Serviu champanha para mim e para a moça. Depois, ergueu a sua taça.

– À saúde de Ângelo Quinn! – brindou. – E à nossa.

Bebemos. Pensei em todo o champanha que bebera desde que conhecera Miles Fabian, e abanei a cabeça.

– Oh, por falar nisso, Douglas – disse ele, voltando a encher sua taça. – Quase ia me esquecendo. Outro dos nossos investimentos vai estar representado aqui, esta noite,

– Qual deles?

– Na festa, ontem à noite, havia uma convidada de honra. – Riu, bem-humorado. – Priscilla Dean.

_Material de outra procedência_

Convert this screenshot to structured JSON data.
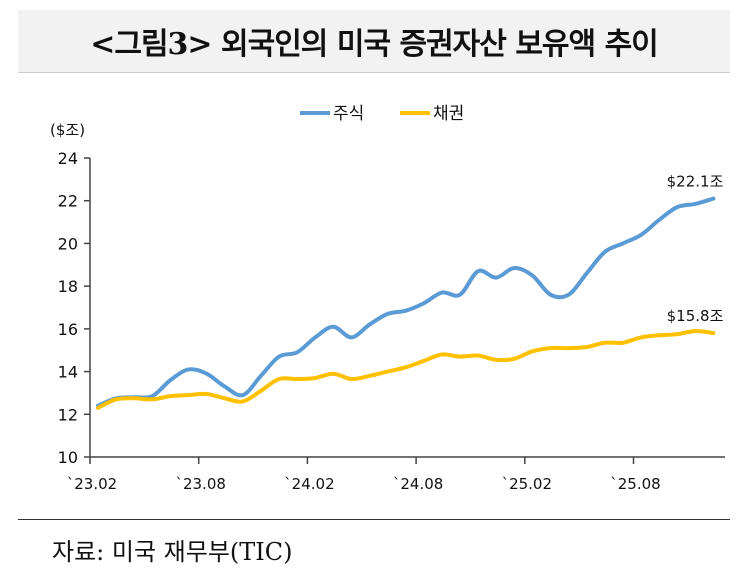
{
  "chart_data": {
    "type": "line",
    "title": "<그림3> 외국인의 미국 증권자산 보유액 추이",
    "ylabel": "($조)",
    "xlabel": "",
    "ylim": [
      10,
      24
    ],
    "yticks": [
      10,
      12,
      14,
      16,
      18,
      20,
      22,
      24
    ],
    "xtick_labels": [
      "`23.02",
      "`23.08",
      "`24.02",
      "`24.08",
      "`25.02",
      "`25.08"
    ],
    "legend_position": "top-center",
    "grid": false,
    "x": [
      "23.02",
      "23.03",
      "23.04",
      "23.05",
      "23.06",
      "23.07",
      "23.08",
      "23.09",
      "23.10",
      "23.11",
      "23.12",
      "24.01",
      "24.02",
      "24.03",
      "24.04",
      "24.05",
      "24.06",
      "24.07",
      "24.08",
      "24.09",
      "24.10",
      "24.11",
      "24.12",
      "25.01",
      "25.02",
      "25.03",
      "25.04",
      "25.05",
      "25.06",
      "25.07",
      "25.08",
      "25.09",
      "25.10",
      "25.11",
      "25.12"
    ],
    "series": [
      {
        "name": "주식",
        "color": "#5b9bd5",
        "end_label": "$22.1조",
        "values": [
          12.4,
          12.75,
          12.8,
          12.85,
          13.6,
          14.1,
          13.9,
          13.3,
          12.9,
          13.8,
          14.7,
          14.9,
          15.6,
          16.1,
          15.6,
          16.2,
          16.7,
          16.85,
          17.2,
          17.7,
          17.6,
          18.7,
          18.4,
          18.85,
          18.5,
          17.6,
          17.6,
          18.6,
          19.6,
          20.0,
          20.4,
          21.1,
          21.7,
          21.85,
          22.1
        ]
      },
      {
        "name": "채권",
        "color": "#ffc000",
        "end_label": "$15.8조",
        "values": [
          12.3,
          12.7,
          12.75,
          12.7,
          12.85,
          12.9,
          12.95,
          12.75,
          12.6,
          13.1,
          13.65,
          13.65,
          13.7,
          13.9,
          13.65,
          13.8,
          14.0,
          14.2,
          14.5,
          14.8,
          14.7,
          14.75,
          14.55,
          14.6,
          14.95,
          15.1,
          15.1,
          15.15,
          15.35,
          15.35,
          15.6,
          15.7,
          15.75,
          15.9,
          15.8
        ]
      }
    ]
  },
  "source": "자료: 미국 재무부(TIC)"
}
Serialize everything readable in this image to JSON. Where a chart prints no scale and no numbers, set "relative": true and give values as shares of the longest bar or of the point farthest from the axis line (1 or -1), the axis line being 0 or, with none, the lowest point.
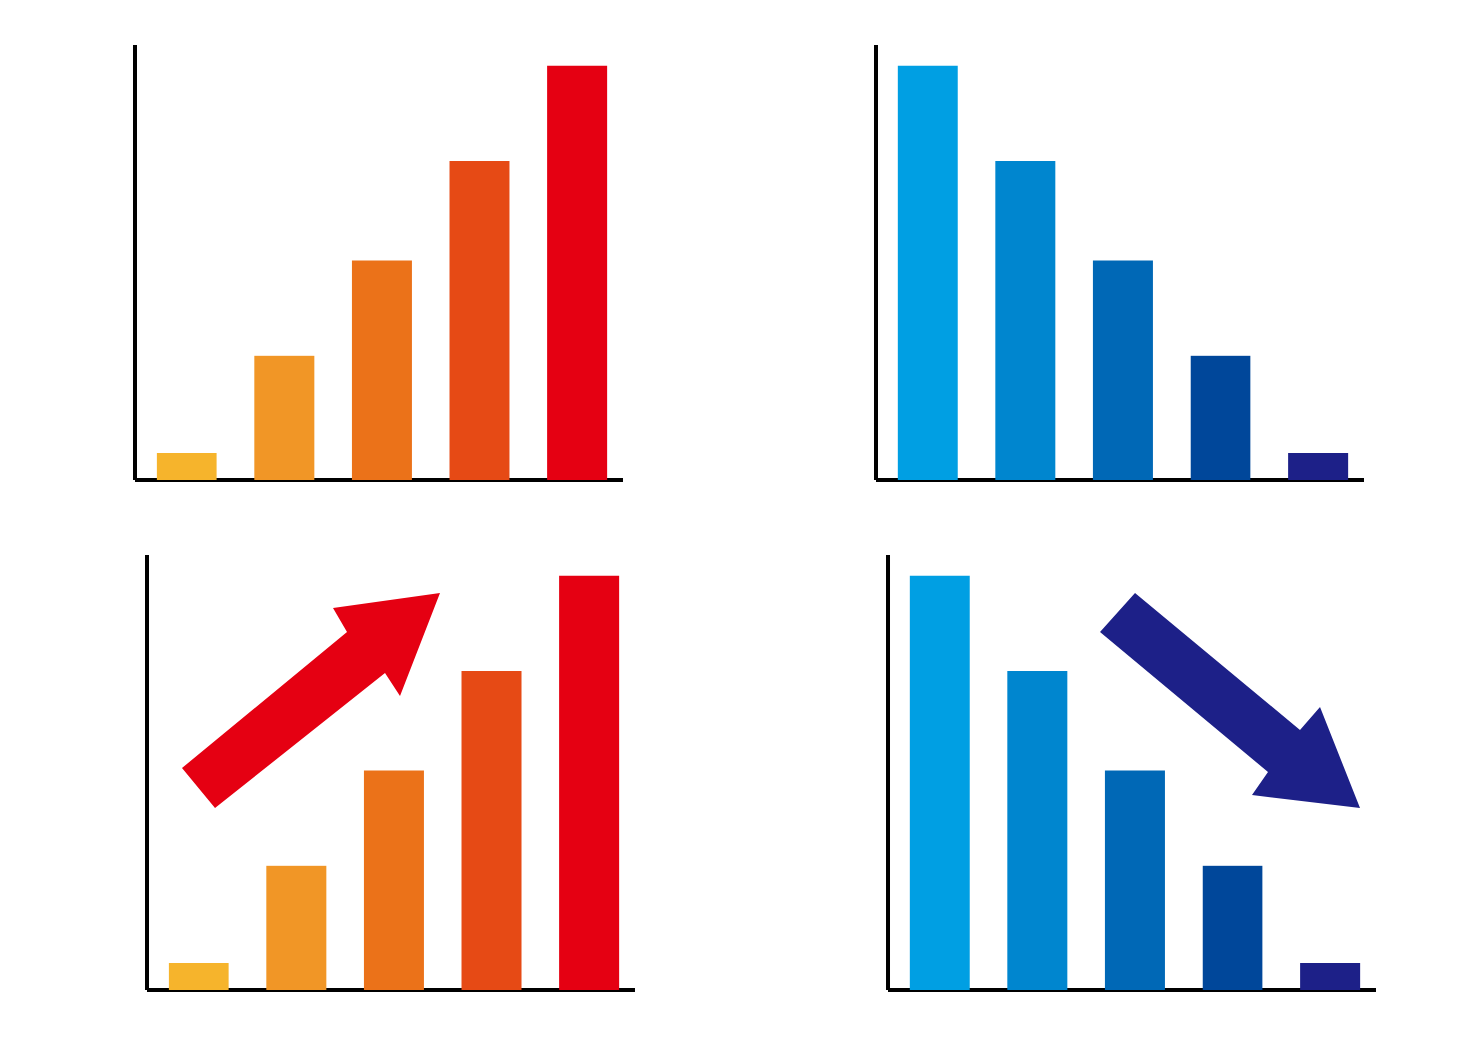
{
  "chart_data": [
    {
      "type": "bar",
      "relative": true,
      "categories": [
        null,
        null,
        null,
        null,
        null
      ],
      "values": [
        0.065,
        0.3,
        0.53,
        0.77,
        1
      ],
      "colors": [
        "#f6b42c",
        "#f19626",
        "#eb7219",
        "#e64a15",
        "#e50012"
      ]
    },
    {
      "type": "bar",
      "relative": true,
      "categories": [
        null,
        null,
        null,
        null,
        null
      ],
      "values": [
        1,
        0.77,
        0.53,
        0.3,
        0.065
      ],
      "colors": [
        "#009fe3",
        "#0086cf",
        "#0068b6",
        "#00479a",
        "#1d2088"
      ]
    },
    {
      "type": "bar",
      "relative": true,
      "categories": [
        null,
        null,
        null,
        null,
        null
      ],
      "values": [
        0.065,
        0.3,
        0.53,
        0.77,
        1
      ],
      "colors": [
        "#f6b42c",
        "#f19626",
        "#eb7219",
        "#e64a15",
        "#e50012"
      ]
    },
    {
      "type": "bar",
      "relative": true,
      "categories": [
        null,
        null,
        null,
        null,
        null
      ],
      "values": [
        1,
        0.77,
        0.53,
        0.3,
        0.065
      ],
      "colors": [
        "#009fe3",
        "#0086cf",
        "#0068b6",
        "#00479a",
        "#1d2088"
      ]
    }
  ]
}
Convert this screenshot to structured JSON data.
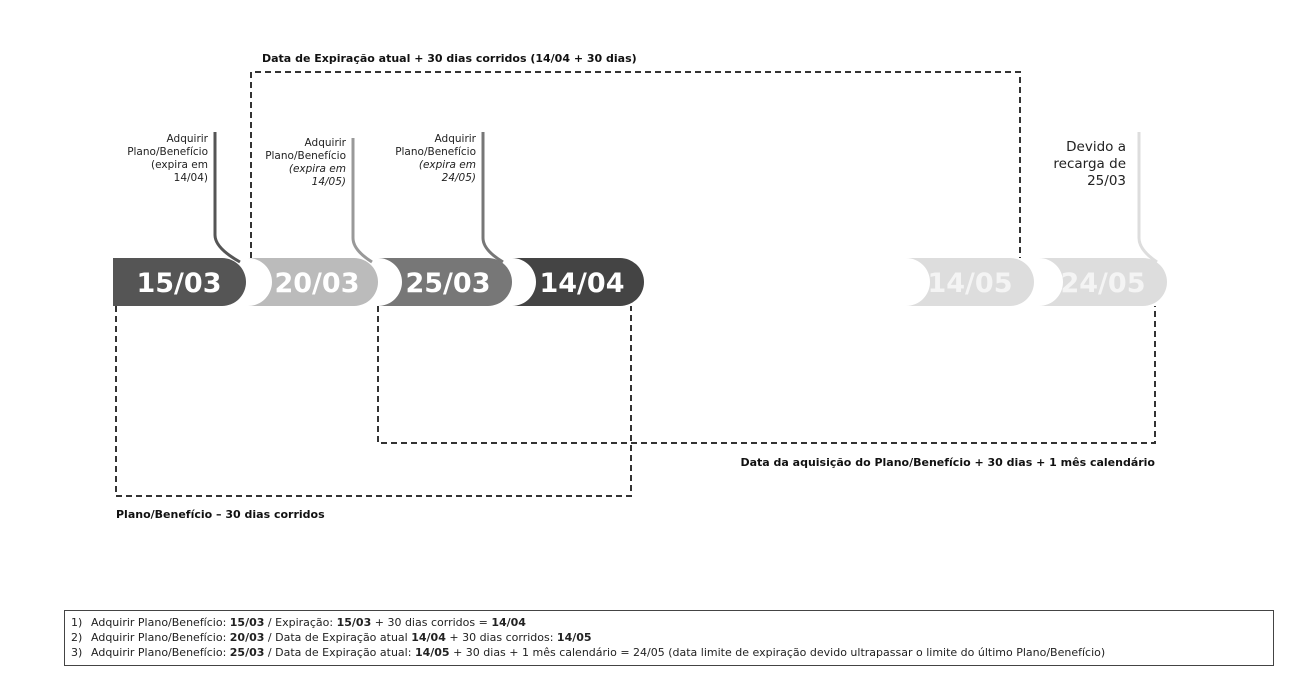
{
  "timeline": {
    "dates": [
      {
        "label": "15/03",
        "color": "#555555",
        "text_color": "#ffffff"
      },
      {
        "label": "20/03",
        "color": "#bbbbbb",
        "text_color": "#ffffff"
      },
      {
        "label": "25/03",
        "color": "#777777",
        "text_color": "#ffffff"
      },
      {
        "label": "14/04",
        "color": "#444444",
        "text_color": "#ffffff"
      },
      {
        "label": "14/05",
        "color": "#dddddd",
        "text_color": "#f4f4f4"
      },
      {
        "label": "24/05",
        "color": "#dddddd",
        "text_color": "#f4f4f4"
      }
    ]
  },
  "annotations": {
    "a1": {
      "lines": [
        "Adquirir",
        "Plano/Benefício",
        "(expira em",
        "14/04)"
      ]
    },
    "a2": {
      "lines": [
        "Adquirir",
        "Plano/Benefício",
        "(expira em",
        "14/05)"
      ]
    },
    "a3": {
      "lines": [
        "Adquirir",
        "Plano/Benefício",
        "(expira em",
        "24/05)"
      ]
    },
    "a4": {
      "lines": [
        "Devido a",
        "recarga de",
        "25/03"
      ]
    }
  },
  "rules": {
    "top": "Data de Expiração atual  + 30 dias corridos  (14/04 + 30 dias)",
    "middle": "Data da aquisição do Plano/Benefício + 30 dias + 1 mês calendário",
    "bottom": "Plano/Benefício – 30 dias corridos"
  },
  "legend": {
    "items": [
      {
        "num": "1)",
        "parts": [
          "Adquirir Plano/Benefício: ",
          "15/03",
          " / Expiração: ",
          "15/03",
          " + 30 dias corridos = ",
          "14/04",
          ""
        ]
      },
      {
        "num": "2)",
        "parts": [
          "Adquirir Plano/Benefício: ",
          "20/03",
          " / Data de Expiração atual ",
          "14/04",
          " + 30 dias corridos: ",
          "14/05",
          ""
        ]
      },
      {
        "num": "3)",
        "parts": [
          "Adquirir Plano/Benefício: ",
          "25/03",
          " / Data de Expiração atual: ",
          "14/05",
          " + 30 dias + 1 mês calendário = 24/05 (data limite de expiração devido ultrapassar o limite do último Plano/Benefício)",
          "",
          ""
        ]
      }
    ]
  }
}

– Oh, meu Deus! – exclamei. Boa parte da grita contra nosso filme fora dirigida à estrela principal. Sua foto, nua e nas posições mais provocantes, aparecera em duas das maiores revistas sexy do país. Multidões seguiam-na pela rua. Fora vaiada por uma parte da platéia, ao aparecer num programa de televisão. Aumentara a bilheteria do filme, mas eu tinha medo de que prejudicasse a reputação de Quinn. – Não me diga – falei – que você a convidou para o vernissage.

– Claro que sim – disse Fabian, calmamente. – Vamos sair todos nos jornais. Não se preocupe, Alma Gentil. Chamei-a de lado e disse-lhe que a… nossa ligação com ela teria que permanecer secreta. Ela jurou pela saúde da mãe dela. Dora – disse ele para a estudante -, espero que você entenda que tudo o que for dito aqui dentro não é para ser repetido lá fora.

– Claro, Sr. Fabian – retrucou a moça, espantada. – Só o que não entendo é… quem é Priscilla Dean?

– Uma mulher à-toa – respondeu Fabian. – Gosto de ver que você não lê revistas imorais nem assiste a filmes impróprios.

Terminamos a garrafa de champanha sem fazer mais brindes.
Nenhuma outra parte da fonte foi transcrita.